Sonunda, Hz. İsa'yı, o sıralarda Filistin'i yönetmekte olan
Romalılara şikayet etmeye karar verirler. Roma Valisi Pilatus'a
çıkarak, Hz. İsa için "kral olduğunu iddia ediyor, siyasi
karışıklık çıkarıyor, oysa bizim kralımız Sezar'dır"
derler. Roma Valisi Pilatus Hz. İsa'yı sorgular ve hiç bir
suç işlemediğini görerek onu serbest bırakmak ister. Ama Yahudi
din adamları ısrar ederler; Hz. İsa'nın çarmıha gerilerek
idam edilmesini isterler. Pilatus da bu isteği kabul eder.

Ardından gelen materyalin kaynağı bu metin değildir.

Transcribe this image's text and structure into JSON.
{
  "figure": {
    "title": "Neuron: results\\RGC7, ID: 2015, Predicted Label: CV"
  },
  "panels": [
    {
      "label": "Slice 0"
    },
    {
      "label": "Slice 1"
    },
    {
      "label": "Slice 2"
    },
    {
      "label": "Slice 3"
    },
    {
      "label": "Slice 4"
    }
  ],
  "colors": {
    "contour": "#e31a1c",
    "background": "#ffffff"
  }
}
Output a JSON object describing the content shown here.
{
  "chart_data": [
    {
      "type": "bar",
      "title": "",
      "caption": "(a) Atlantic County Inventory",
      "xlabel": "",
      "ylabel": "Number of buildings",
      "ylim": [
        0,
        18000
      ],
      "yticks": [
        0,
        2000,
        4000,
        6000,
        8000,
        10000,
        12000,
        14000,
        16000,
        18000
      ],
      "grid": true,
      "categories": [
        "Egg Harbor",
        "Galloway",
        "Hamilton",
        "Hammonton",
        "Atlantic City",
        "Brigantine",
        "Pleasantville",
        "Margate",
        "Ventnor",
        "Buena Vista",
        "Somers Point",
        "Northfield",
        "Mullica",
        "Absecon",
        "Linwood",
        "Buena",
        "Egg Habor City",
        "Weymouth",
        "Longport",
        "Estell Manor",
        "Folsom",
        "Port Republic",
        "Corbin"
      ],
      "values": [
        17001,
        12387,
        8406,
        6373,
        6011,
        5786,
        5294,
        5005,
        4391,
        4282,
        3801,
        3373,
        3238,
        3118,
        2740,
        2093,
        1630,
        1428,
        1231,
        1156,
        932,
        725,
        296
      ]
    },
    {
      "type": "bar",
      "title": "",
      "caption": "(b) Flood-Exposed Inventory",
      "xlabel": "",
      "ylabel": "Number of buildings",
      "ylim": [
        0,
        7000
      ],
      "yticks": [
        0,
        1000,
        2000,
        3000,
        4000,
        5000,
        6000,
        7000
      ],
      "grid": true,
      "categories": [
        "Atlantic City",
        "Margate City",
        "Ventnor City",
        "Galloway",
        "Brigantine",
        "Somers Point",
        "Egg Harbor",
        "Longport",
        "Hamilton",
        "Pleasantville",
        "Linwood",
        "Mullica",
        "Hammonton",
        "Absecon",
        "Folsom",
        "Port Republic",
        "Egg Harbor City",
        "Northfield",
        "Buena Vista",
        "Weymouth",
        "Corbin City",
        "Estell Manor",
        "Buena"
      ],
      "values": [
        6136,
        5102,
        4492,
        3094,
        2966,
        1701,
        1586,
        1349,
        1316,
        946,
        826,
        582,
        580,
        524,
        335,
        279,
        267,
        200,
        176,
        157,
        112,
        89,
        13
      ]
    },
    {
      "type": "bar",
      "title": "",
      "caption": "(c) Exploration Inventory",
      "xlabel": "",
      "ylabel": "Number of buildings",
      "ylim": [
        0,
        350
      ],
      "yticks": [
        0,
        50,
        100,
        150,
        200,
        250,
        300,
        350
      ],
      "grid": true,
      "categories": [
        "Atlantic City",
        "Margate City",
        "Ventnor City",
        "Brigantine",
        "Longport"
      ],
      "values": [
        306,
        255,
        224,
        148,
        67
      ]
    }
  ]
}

Yani İncil'e göre, Hz. İsa'nın idam edilmesi kararının asıl
sorumluları, Yahudilerdir.
Bu ise, tarih boyunca bazı Hıristiyanların
Yahudilere düşmanlık beslemesine neden olmuştur. Yahudi düşmanlığı
anlamına gelen "antisemitizm"in çıkış nedenlerinden
biri, Hıristiyanların Yahudileri "Hz. İsa'nın katilleri"
olarak görmeleridir.
İşte son aylarda Yahudi liderlerin Mel Gibson'ın
filmine karşı gösterdikleri tepki, filmin, 2000 yıldır süregelen
bu anlayışı yeniden gündeme getirmesi. Filmin pek çok sahnesinde,
dönemin bazı Yahudi din adamlarının Hz. İsa'ya olan kin ve
öfkesi tasvir ediliyor. Ve bu, pek çok ortak noktaya sahip
olan Yahudilik ve Hıristiyanlığı birbirinden ayıran, hatta
kimi zaman birbirine karşı hale getiren çok önemli bir çatışma
noktası.
Kuran-ı Kerim'de Bildirilen
Gerçek
Ancak Yahudiler ve Hıristiyanlar arasında
sürüp giden Hz. İsa tartışmasının ardında, aslında çok önemli
bir gerçek yatmaktadır.
Bu gerçek, Kuran-ı Kerim'de haber verilir.
Yüce Allah'ın ayetlerinde bildirdiğine göre, Hz. İsa gerçekte
çarmıha gerilerek öldürülmüş değildir. Bazı Yahudiler bu yönde
bir tuzak kurmuşlardır; ama Allah bu tuzağı bir mucize ile
bozarak Hz. İsa'yı kurtarmış, çarmıha onun yerine bir başkası
gerilmiştir. Bu gerçek, Nisa Suresi'nde şöyle açıklanır:
Ve: "Biz, Allah'ın
Resulü Meryem oğlu Mesih İsa'yı gerçekten öldürdük" demeleri
nedeniyle de (onlara böyle bir ceza verdik.) Oysa onu öldürmediler
ve onu asmadılar. Ama onlara (onun) benzeri gösterildi. Gerçekten
onun hakkında anlaşmazlığa düşenler, kesin bir şüphe içindedirler.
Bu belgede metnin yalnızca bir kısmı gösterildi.